While we uphold a trial court’s findings of fact unless unsupported by the record or clearly erroneous, see State v. Roach, 141 N.H. 64, 65, 677 A.2d 157, 159 (1996), whether those facts constitute a seizure is a question of law which we review de novo, cf. State v. Cannuli, 143 N.H. 149, 152, 722 A.2d 450, 452 (1998). Not every encounter between a police officer and an individual is a seizure subject to constitutional protection. Encounters that are purely voluntary or very brief do not generally constitute seizures. See State v. Riley, 126 N.H. 257, 263, 490 A.2d 1362, 1366 (1985). “Only when the officer, by means of physical force or show of authority, has in some way restrained the liberty of a citizen may we conclude that a ‘seizure’ has occurred.” State v. Cote, 129 N.H. 358, 364, 530 A.2d 775, 778 (1987) (quotation omitted).
We are doubtful that a seizure occurred here where Trooper Rockey exercised her statutory authority and requested the license and registration of an individual who was already stopped and attempting to move his disabled vehicle into a restricted State parking area. Nevertheless, assuming without deciding that the trooper’s request for information constituted a seizure, we find that the seizure was reasonable.
*659Part I, Article 19 provides in relevant part that “[e]very subject ha[s] a right to be secure from all unreasonable searches and seizures of his person, his houses, his papers, and all his possessions.” Warrantless seizures are “per se unreasonable unless they fall within the narrow' confines of a judicially crafted exception.” State v. Psomiades, 139 N.H. 480, 481, 658 A.2d 1190, 1190 (1995) (quotation omitted). The State bears the burden of establishing that a seizure falls within one of these exceptions. Id. In Psomiades, we recognized a limited community caretaking exception to the warrant requirement “when it constitutes no more than a routine and good faith attempt, in the exercise of reasonable caution, to safeguard the defendant’s own property.” Id. at 482, 658 A.2d at 1191 (quotation omitted). A valid exercise of the community caretaking function requires that it be totally separate from the detection, investigation or acquisition of evidence relating to a criminal matter. Id. at 481, 658 A.2d at 1191.

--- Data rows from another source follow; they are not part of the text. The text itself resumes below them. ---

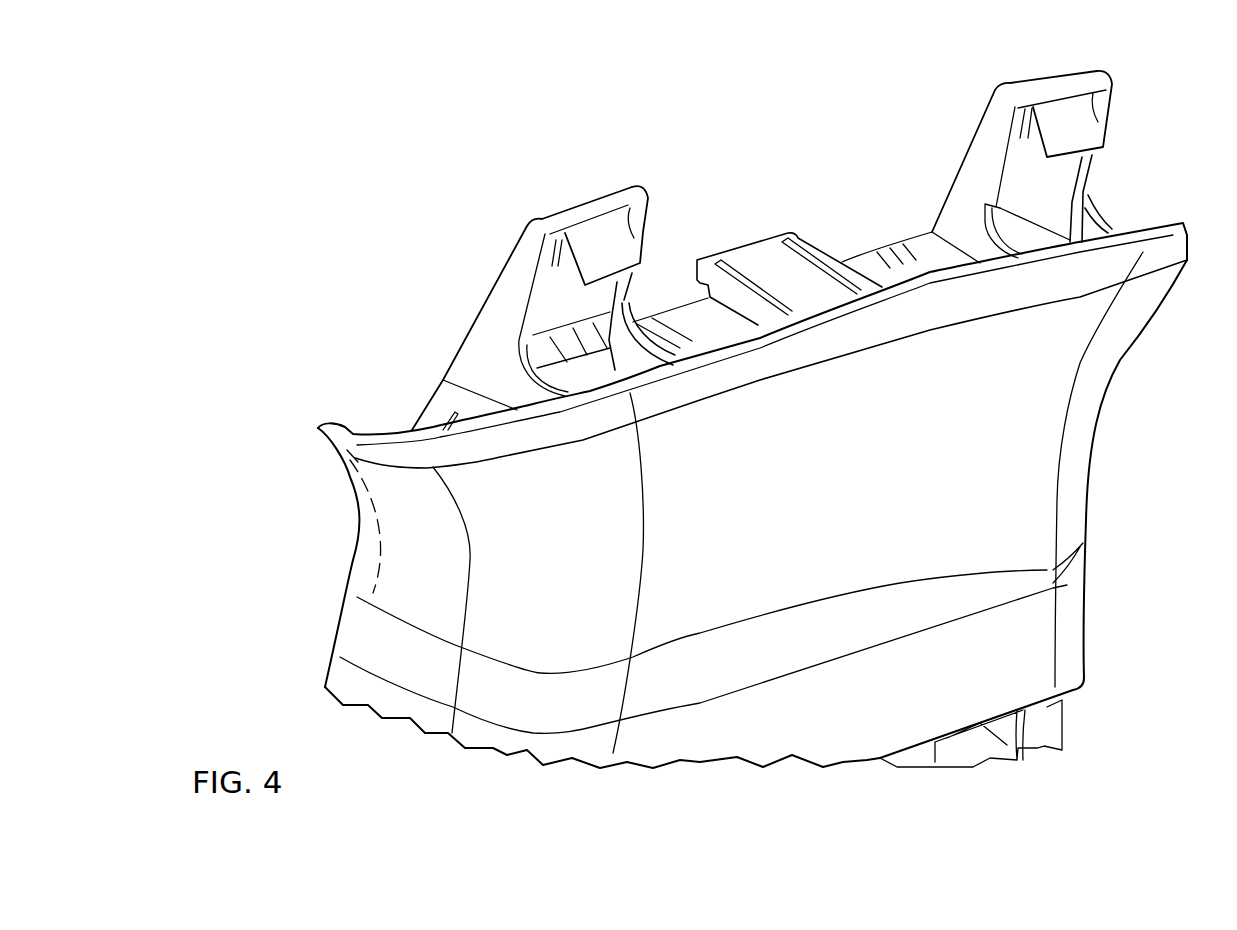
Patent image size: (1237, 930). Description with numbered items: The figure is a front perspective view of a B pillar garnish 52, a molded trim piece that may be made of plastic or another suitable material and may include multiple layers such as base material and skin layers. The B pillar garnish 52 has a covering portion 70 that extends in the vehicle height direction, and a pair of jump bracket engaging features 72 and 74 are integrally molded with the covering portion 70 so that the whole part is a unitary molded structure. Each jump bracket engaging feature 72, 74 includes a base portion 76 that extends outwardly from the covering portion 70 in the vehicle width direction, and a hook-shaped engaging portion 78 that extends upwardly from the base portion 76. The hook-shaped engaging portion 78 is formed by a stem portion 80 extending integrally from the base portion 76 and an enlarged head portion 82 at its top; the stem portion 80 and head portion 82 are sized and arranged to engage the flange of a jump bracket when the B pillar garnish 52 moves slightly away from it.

The B pillar garnish 52 is at (692, 153).
The covering portion 70 is at (940, 630).
The jump bracket engaging feature 72 is at (505, 189).
The jump bracket engaging feature 74 is at (1041, 60).
The base portion 76 is at (572, 377).
The hook-shaped engaging portion 78 is at (473, 285).
The stem portion 80 is at (467, 360).
The enlarged head portion 82 is at (622, 247).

The defendant’s vehicle was disabled when Trooper Rockey first observed it. She stopped to assist a toll supervisor who was attempting to push the vehicle off the highway into a State-owned parking lot. Thereafter, the defendant emerged from the vehicle and Trooper Rockey, consistent with State Police policy and authorized by statute, requested his license and registration. See RSA 265:4, 1(e) (1993). She was not conducting a criminal investigation. In response, the defendant produced his registration but advised the trooper that his license had been suspended.

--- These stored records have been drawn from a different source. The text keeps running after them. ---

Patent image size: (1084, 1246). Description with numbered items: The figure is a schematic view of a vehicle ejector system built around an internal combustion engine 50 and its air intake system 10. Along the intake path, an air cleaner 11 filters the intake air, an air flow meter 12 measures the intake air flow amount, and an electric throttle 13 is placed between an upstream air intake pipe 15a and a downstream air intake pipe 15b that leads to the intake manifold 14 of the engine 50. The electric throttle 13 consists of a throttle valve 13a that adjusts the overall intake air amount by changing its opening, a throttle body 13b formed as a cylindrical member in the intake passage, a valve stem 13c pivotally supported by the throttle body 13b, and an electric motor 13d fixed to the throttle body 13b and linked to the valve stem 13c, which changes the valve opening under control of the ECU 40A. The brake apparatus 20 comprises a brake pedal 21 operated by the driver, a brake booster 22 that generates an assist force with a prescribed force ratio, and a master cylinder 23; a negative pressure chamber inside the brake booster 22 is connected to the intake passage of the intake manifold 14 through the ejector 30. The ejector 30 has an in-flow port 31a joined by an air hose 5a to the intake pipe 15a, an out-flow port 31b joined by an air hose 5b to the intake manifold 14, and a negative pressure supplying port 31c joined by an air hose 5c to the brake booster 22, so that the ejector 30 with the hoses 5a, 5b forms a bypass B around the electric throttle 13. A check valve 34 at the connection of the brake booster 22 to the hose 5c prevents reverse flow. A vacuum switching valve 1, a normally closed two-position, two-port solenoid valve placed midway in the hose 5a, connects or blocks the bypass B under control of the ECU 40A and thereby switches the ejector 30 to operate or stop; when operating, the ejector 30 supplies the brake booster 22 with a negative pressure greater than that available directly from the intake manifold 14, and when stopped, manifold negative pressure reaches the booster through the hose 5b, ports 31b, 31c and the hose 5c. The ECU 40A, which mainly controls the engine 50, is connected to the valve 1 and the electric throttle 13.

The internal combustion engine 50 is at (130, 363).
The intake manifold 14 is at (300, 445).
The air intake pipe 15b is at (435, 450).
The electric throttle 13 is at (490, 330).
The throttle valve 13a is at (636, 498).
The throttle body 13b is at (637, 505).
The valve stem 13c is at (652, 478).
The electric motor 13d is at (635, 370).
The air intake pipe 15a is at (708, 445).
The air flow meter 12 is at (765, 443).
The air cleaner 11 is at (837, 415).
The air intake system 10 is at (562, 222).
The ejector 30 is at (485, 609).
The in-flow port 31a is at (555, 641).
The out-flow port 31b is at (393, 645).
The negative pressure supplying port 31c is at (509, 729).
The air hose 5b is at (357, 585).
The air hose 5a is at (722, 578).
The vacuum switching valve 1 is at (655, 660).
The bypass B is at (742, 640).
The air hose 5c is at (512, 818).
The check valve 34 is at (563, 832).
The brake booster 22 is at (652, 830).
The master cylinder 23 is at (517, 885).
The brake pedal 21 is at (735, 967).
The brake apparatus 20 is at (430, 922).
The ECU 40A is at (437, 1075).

Trooper Rockey’s limited request for information, which wmuld enable her to maintain a record of her contact with the vehicle’s owner in the event that any questions about the vehicle or her contact with the owner subsequently arose, was a reasonable exercise of her community caretaking duties. See State v. Ellenbecker, 464 N.W.2d 427 (Wis. Ct. App. 1990); cf. People v. McKnight, 555 N.E.2d 1196 (Ill. App. Ct. 1990); State v. Pfannenstein, 525 N.W.2d 587 (Minn. App. 1994).
We conclude that the trial court properly denied the defendant’s motion to suppress.
Affirmed.
BRODERICK, J., concurred; HORTON, J., retired, specially assigned under RSA 490:3, concurred.